Neyse ki Fırat suyun üstüne çok da kötü olmayan bir yüz ifadesiyle çıktı, korkulan olmamıştı. Salmamız bu talihsiz hadiseyi çizikler ile atlatmış, dümen palası ise sadece en dip kısmında gecenin hatırasını taşıyordu. Aradan biraz vakit geçince Fırat’la birlikte bu talihsiz olayın muhasebesini yapmaya başladık.
Birden fazla olan hatalarımızdan ilk ve en büyüğü acele bir seyir planıyla hava kararırken riskli bir yere kıçtan kara olma ısrarımız idi.
Bir diğer önemli hatamız da çapa tazelemekteki geç kalışımızdı. Şüphesiz, olduğumuz yerden çok daha kolay ve az riskli bir şekilde kurtulabileceğimiz manevralar vardı, fakat sınırlı olan bilgi ve deneyimimiz ile kimseden yardım almadan teknemizi kurtarmayı başarmıştık. Tüm bu yaşadıklarımız bize çok esaslı bir ders oldu ve umuyorum ki bundan sonra böyle bir olay yaşamayacağız.
Denizle İç İçe Geçecek Uzun Tatil Günleri Sonunda Geldi
Ve sonunda uzun zamandır beklediğimiz bayram tatilinin zamanı geldi çattı. Bu tatil bizim için ekstra önem taşıyordu çünkü teknede ilk defa bu kadar uzun süre vakit geçirecek, ilk defa ailelerimizi misafir edecek ve teknemize ismini veren kedimiz Mia’yı ilk defa tekneye getirecektik.
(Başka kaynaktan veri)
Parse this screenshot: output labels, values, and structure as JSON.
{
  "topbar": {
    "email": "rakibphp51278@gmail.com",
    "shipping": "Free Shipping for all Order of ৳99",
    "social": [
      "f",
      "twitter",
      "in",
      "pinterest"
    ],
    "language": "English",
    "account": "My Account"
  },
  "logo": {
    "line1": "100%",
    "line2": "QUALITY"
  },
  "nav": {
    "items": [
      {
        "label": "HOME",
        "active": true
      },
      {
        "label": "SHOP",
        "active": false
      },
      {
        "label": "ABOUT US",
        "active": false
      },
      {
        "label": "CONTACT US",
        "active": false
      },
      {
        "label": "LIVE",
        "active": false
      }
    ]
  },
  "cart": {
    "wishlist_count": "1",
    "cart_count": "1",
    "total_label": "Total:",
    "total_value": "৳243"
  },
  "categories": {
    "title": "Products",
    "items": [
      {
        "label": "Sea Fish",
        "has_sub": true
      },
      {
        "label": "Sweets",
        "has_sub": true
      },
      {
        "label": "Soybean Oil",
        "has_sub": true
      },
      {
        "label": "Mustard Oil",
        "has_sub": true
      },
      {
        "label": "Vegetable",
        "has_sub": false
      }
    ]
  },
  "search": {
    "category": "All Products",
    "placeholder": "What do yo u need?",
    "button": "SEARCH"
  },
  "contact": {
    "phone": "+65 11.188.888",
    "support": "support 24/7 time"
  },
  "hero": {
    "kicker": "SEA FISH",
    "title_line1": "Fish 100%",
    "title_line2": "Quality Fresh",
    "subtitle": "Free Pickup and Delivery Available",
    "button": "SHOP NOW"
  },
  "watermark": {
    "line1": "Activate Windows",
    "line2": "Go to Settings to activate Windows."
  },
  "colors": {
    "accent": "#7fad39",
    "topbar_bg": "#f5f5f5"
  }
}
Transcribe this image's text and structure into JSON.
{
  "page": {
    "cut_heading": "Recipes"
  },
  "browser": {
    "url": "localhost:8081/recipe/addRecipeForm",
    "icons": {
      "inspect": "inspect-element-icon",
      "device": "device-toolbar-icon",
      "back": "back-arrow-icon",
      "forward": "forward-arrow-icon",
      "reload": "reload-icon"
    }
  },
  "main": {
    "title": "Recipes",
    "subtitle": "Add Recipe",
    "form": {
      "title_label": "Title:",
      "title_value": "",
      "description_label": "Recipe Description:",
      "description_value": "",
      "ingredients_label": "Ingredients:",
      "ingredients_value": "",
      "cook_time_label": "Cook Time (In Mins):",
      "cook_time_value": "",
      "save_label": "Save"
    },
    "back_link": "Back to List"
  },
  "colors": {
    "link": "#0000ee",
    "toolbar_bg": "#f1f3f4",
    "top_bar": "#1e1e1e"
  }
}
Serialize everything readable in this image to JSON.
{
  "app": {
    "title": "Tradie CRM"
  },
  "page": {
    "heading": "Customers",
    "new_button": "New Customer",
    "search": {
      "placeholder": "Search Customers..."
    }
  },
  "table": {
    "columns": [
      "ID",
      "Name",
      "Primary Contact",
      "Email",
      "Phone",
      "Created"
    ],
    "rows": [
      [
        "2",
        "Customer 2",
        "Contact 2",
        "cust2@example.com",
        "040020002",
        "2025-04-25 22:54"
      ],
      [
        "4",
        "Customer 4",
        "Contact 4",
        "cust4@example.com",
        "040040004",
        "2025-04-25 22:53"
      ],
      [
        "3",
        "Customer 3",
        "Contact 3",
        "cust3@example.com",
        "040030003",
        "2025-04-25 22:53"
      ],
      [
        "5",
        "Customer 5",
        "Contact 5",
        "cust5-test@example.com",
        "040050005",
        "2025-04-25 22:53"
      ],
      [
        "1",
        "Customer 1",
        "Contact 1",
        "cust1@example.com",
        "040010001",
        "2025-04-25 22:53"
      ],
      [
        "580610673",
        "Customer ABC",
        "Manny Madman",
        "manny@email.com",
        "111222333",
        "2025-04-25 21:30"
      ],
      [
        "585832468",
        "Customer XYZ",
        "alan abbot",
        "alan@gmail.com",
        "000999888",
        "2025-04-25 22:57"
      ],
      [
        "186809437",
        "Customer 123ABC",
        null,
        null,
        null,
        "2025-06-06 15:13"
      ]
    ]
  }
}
Mia’yı getirme konusunda çok geç kaldığımız bir gerçek. Bu daha çok benim suçum çünkü kedimizin en uzun otomobil yolculuğu evden veterinere gidişi olan 10 dakikalık yolculuğu idi şimdiye kadar. Sadece hafta sonu için 4 saat gidiş, 4 saat dönüş ile kızımıza eziyet etmeyelim diye düşündüm ve Fırat’ı ikna ettim. Ama böyle düşünmeyip en azından birkaç kere Mia’yı da bizimle beraber getirmiş olsaydık, seyre çıkmasak bile en azından tekne ortamına alışmasını sağlayabilirdik. Şimdi ise Mia tekneye Cuma akşamı vardı ve Pazar günü biz onu çok sert bir havaya sokmak zorunda kaldık.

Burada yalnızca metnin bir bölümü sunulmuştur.